A Georgia woman is facing up to 75 years in prison after stealing hundreds of thousands of dollars from TJ Maxx, Marshalls and HomeGoods stores through the repeated fraudulent returns of expensive rugs.
Santina Green, also known as Santina Hill, of Decatur, a city northeast of Atlanta, entered an open plea of no contest to racketeering, conspiracy to commit racketeering and fraud charges related to an organized retail crime operation.
Green is accused of defrauding TJX Companies Inc. stores of more than $50,000 in Florida and as much as $300,000 overall through repeated fraudulent returns, Florida Attorney General James Uthmeier announced Tuesday.
Between November 2020 and May 2021, a group of fraudsters purchased expensive rugs at TJX stores — which include TJ Maxx, Marshalls and HomeGoods — using debit cards, before supposedly changing their mind and immediately returning them.
Green and others would keep the receipt, then use the same receipt or a duplicate at other TJX locations to return cheaper, non-TJX rugs that had been marked with forged price coding to appear as though they were the authentic products, prosecutors said.
Prosecutors say the scheme exploited delays in reconciliation between combo and standalone store point-of-sale systems, allowing for multiple returns on a single receipt before national flagging.

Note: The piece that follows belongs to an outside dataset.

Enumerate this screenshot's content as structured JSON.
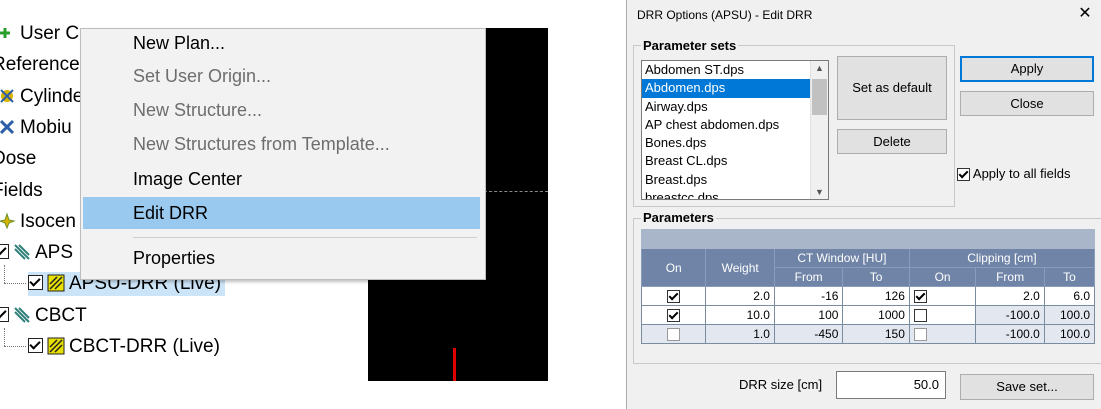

Investigators linked nine debit cards to the suspects, who were involved in 84 fraudulent transactions in the state of Florida.
Authorities identified Green as the primary suspect through government-issued IDs, multiple aliases, store surveillance video, return data and bank records.
She was linked to co-subjects Albert Junior Boyce Jr., Diana Rochelle Harris and David Lee Griffin.
Prosecutors said that Green participated in the scheme until April 2021.
Green entered her no-contest plea in the Twentieth Judicial Circuit in Lee County. The attorney general’s office said prosecutors had brought in witnesses from Massachusetts, Virginia, and several Florida counties before Green entered her plea.
“This conviction holds a fraudster accountable for leading a sophisticated racketeering scheme that stole hundreds of thousands of dollars across multiple states,” Uthmeier said.
She faces up to 75 years in the Florida Department of Corrections. Her sentencing has been set for August 3.